There’s one thing that definitely isn’t happening – and that’s waiting around to die. Far from it. Never been so busy. Every day. Renewals, resolution, redemption, matters of life and death. I’ve learned a huge amount in these past few weeks. I didn’t know there was so much to know. I just wish it would all slow down a bit.
And, beyond my own swirling circle, more movement. Babies are born. I have pictures of William and Isabella, and Amy sent me the scan of her latest. Others leave. Another friend, going all the way back to West London school days, loses her husband, even before I’m back from hospital. Can we just slow it down please?
OK, let’s get the narrative in order.
Friday. Lunchtime. Prof Woodhouse and his team are removing the bladder tumour they cut back ten weeks ago, but which has regrown. Trepidation. Another general anaesthetic with unknown outcome. Mary’s sisters arrive from the Wirral. They’re the support team while Mary and kids negotiate another hospital, this time the Royal Marsden. I await the usual bumpy recovery. Confusion, sickness, noise.
And then – for once and at long last – a genuine victory.

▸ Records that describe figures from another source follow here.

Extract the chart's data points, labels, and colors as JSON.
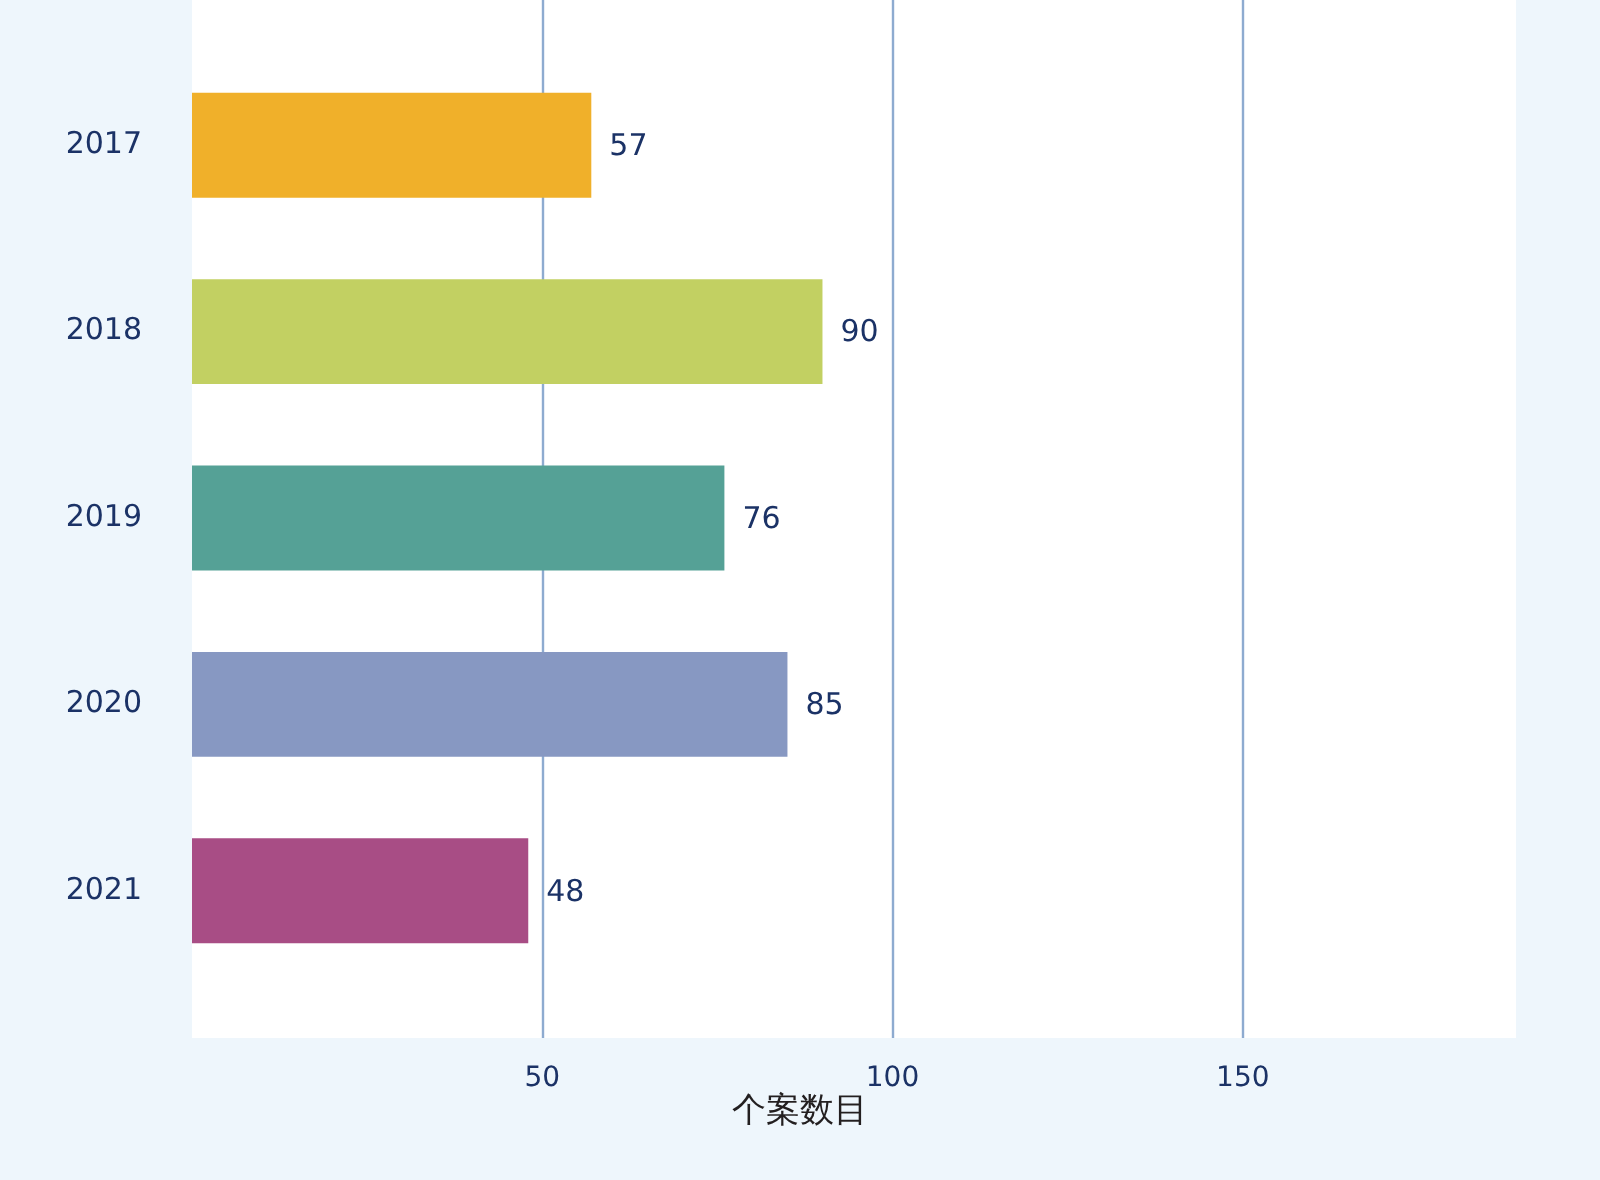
{
  "chart_data": {
    "type": "bar",
    "orientation": "horizontal",
    "categories": [
      "2017",
      "2018",
      "2019",
      "2020",
      "2021"
    ],
    "values": [
      57,
      90,
      76,
      85,
      48
    ],
    "colors": [
      "#f0b02a",
      "#c2d062",
      "#55a196",
      "#8798c2",
      "#a84d85"
    ],
    "xlabel": "个案数目",
    "xlim": [
      0,
      189
    ],
    "xticks": [
      50,
      100,
      150
    ],
    "grid": "x",
    "data_labels": true
  }
}
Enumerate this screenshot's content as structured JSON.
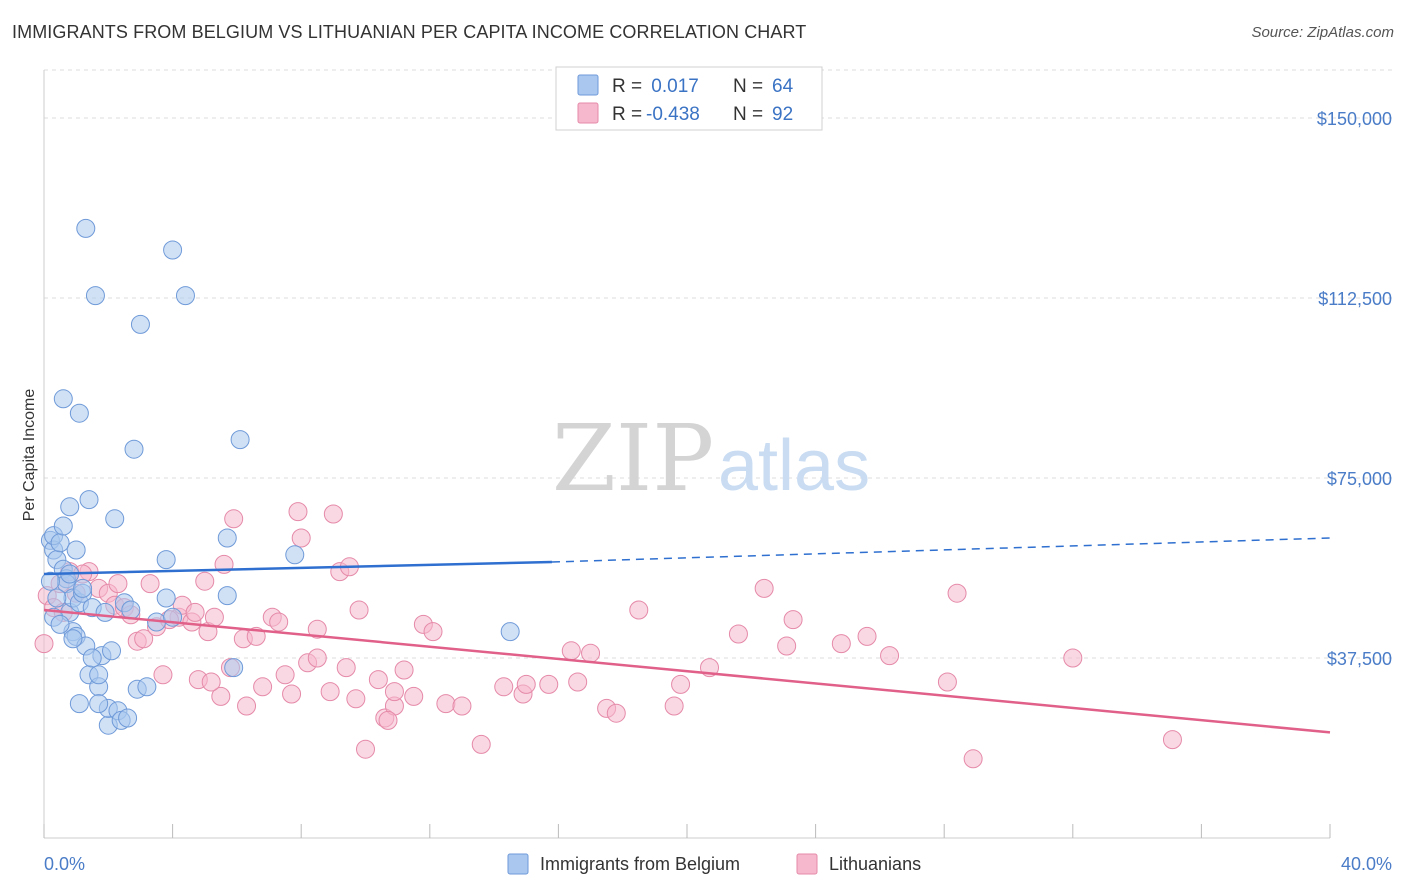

How long have we waited for this? Something goes better than expected. The operation is successful. It promises ten weeks of remission, and maybe more if it can be followed by some mild radiotherapy. And the Marsden comes through with flying colours. Efficiency with care. It is possible. Doctors who talk to you. Nurses who care. Take a special bow, Charli in the Transitional Unit, and even more so, Jasna in Recovery, the first time I’ve ever been smoothly coaxed back into consciousness. The catering staff were smiling. Even the television was made to work. And yes, I have already written to them. These people do good things every day.
On Saturday, I got up and went home in a taxi. Everyone was elated. It was sunny. We had tea in the garden. QPR won 2-1. Rosey Rose the Crazee Cartoon Cat celebrated in style – launching a massive all-out attack on her own tail. I slept a painless sleep and woke up hungry.
But Sunday – and the phone goes early. Always a bad sign. Dad died during the night. Susie, Victor and I go to my mum’s flat to tell her. Mum is calm. She will carry on as before. They had been separated over the past few weeks and, ironically, this gave them the space to become reconciled. At one point mum looks upwards towards heaven and says “I suppose he’s up there by now.” Susie and I sit with her, while Victor goes into hyperdrive making all the arrangements. It’ll be a Jewish funeral. It’ll be tomorrow.
And here it is. And we have been to Bushey Cemetery. The day starts to blur. The weather holds and the service is mercifully short. Dad’s coffin seems very small. I take up sentry duty around my mother. Dan does the same for me. People are not sure how to address me. It is customary at Jewish burials to wish the bereaved a long life.
Mary is not well, a virus adding to the stress, but somehow we’re getting through all this. I think it’s because we’re not fighting a battle. We’re not battling cancer. We're not battling fate. We’re trying to follow what’s happening in the hope that we can – even for a short while – get ahead of the game. But it’s all so busy and I do wish it would slow down.